Il n'est pas surprenant que ces faits se produisent alors que la société brésilienne traverse son expérience la plus significative du recul non seulement de l'institutionnalisation démocratique, mais aussi de la culture civique démocratique qui s'était construite depuis la transition de la dictature militaire des années 60 et années 70. dans un militarisme croissant dans les instances gouvernementales, ainsi que dans un processus de polarisation défini par un degré élevé d'agressivité et même de diabolisation de l'adversaire. Ainsi, la gestion de la pandémie s'est retrouvée enveloppée de récits politiques anti-science, où la mort de milliers et de milliers de concitoyens est vue, ou comme inévitable (Que voulez-vous que je fasse? dit le grand chef), ou comme quelque chose qui ne nous choque plus comme il le faudrait si nous n'étions pas aussi anesthésiés ou même abrutis par tout ce qui s'est passé.
À l'instar de ce qui s'est passé au Brésil, nous avons assisté à l'échelle mondiale à la tentative coordonnée de nombreux pays, dont beaucoup sont des adversaires sur d'autres questions, comme les États-Unis et la Chine, de détruire systématiquement l'agenda mondial des droits de l'homme promu par les accords multilatéraux. agences de coordination. Partie intégrante de cet agenda, la Déclaration universelle des droits de l'homme, également de 1948, postule la notion d'une humanité commune où l'accès à la santé doit être garanti à tous. Si même une pandémie mondiale ne peut nous aider à sauver la notion d'une collectivité commune, comment pouvons-nous garantir que la notion d'une humanité partagée est viable ?

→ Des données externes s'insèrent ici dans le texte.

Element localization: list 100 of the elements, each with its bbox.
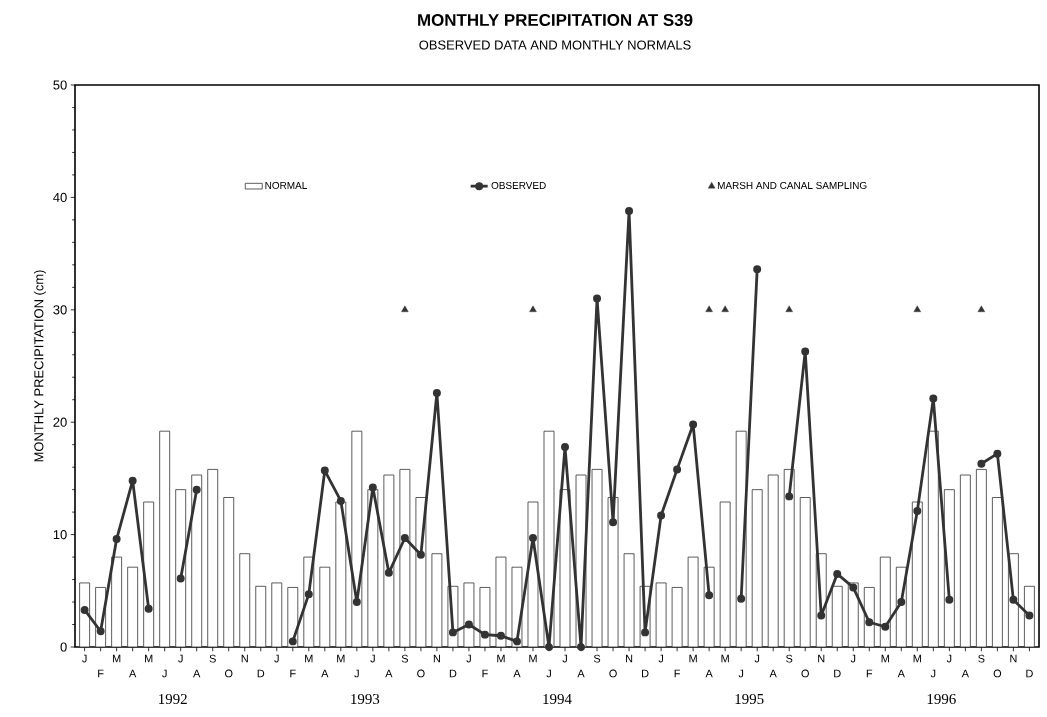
x-tick-label: A [577,669,585,678]
x-tick-label: D [1026,669,1033,678]
x-tick-label: J [754,654,760,663]
bar [271,582,283,648]
y-tick-label: 10 [53,530,67,540]
point [897,598,906,607]
point [561,442,569,451]
point [192,485,201,494]
point [785,492,794,501]
point [304,590,313,599]
bar [799,497,811,648]
x-tick-label: M [689,654,697,663]
point [448,628,457,637]
bar [207,469,219,648]
point [288,637,297,646]
bar [127,566,139,648]
point [977,459,986,468]
legend-label: OBSERVED [491,181,546,189]
point [641,628,650,637]
point [320,466,329,475]
point [625,206,634,215]
text: 1995 [735,693,764,705]
x-tick-label: S [786,654,793,663]
point [128,476,137,485]
point [529,305,537,312]
point [673,465,682,474]
x-tick-label: O [224,669,233,678]
x-tick-label: J [546,669,551,678]
x-tick-label: J [354,669,359,678]
x-tick-label: M [112,654,121,663]
point [401,305,409,312]
x-tick-label: O [801,669,809,678]
point [464,620,473,629]
y-axis-title: MONTHLY PRECIPITATION (cm) [33,270,46,462]
x-tick-label: S [209,654,216,663]
y-tick-label: 50 [53,80,67,90]
point [785,305,793,312]
x-tick-label: A [321,669,329,678]
bar [687,556,699,648]
x-tick-label: M [529,654,537,663]
x-tick-label: J [930,669,936,678]
x-tick-label: J [274,654,279,663]
point [512,637,521,646]
y-tick-label: 30 [53,305,67,315]
point [705,305,713,312]
x-tick-label: M [145,654,153,663]
point [753,265,762,274]
point [657,511,666,520]
text: 1996 [927,693,956,705]
point [1025,611,1034,620]
bar [719,501,731,648]
x-tick-label: S [978,654,985,663]
bar [959,474,971,648]
x-tick-label: F [290,669,296,678]
x-tick-label: A [193,669,201,678]
x-tick-label: A [897,669,905,678]
x-tick-label: J [162,669,167,678]
point [833,569,842,578]
x-tick-label: A [129,669,137,678]
x-tick-label: J [562,654,567,663]
point [977,305,986,312]
bar [671,587,683,648]
x-tick-label: F [98,669,104,678]
x-tick-label: S [401,654,409,663]
legend-label: MARSH AND CANAL SAMPLING [717,181,867,189]
x-tick-label: J [370,654,375,663]
x-tick-label: F [674,669,681,678]
point [368,483,377,492]
point [593,294,602,303]
point [945,595,954,604]
y-tick-label: 20 [53,417,67,427]
point [1009,595,1018,604]
point [96,627,105,636]
point [849,583,858,592]
x-tick-label: D [642,669,649,678]
x-tick-label: M [337,654,345,663]
point [528,533,537,542]
point [993,449,1002,458]
point [913,305,921,312]
x-tick-label: J [82,654,87,663]
text: 1994 [543,693,572,705]
x-tick-label: J [178,654,183,663]
point [176,574,185,583]
bar [223,497,235,648]
point [801,347,810,356]
point [881,622,890,631]
point [336,496,345,505]
x-tick-label: N [818,654,825,663]
x-tick-label: A [961,669,969,678]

Dans l'une de ses citations les plus connues, l'écrivain américain William Faulkner disait que « le passé n'est jamais mort, qu'il n'est même pas passé ». Serions-nous condamnés à répéter les atrocités du passé que nous avons voulu surmonter lors de la création d'organisations internationales telles que l'ONU et l'OMS ? Que ceux qui croient en la construction de quelque chose de nouveau et de meilleur dans le monde post-pandémique aient la force d'empêcher le poids atavique du passé de continuer à nous définir et à nous tourmenter.
*Rafael R. Ioris est professeur à l'Université de Denver (États-Unis).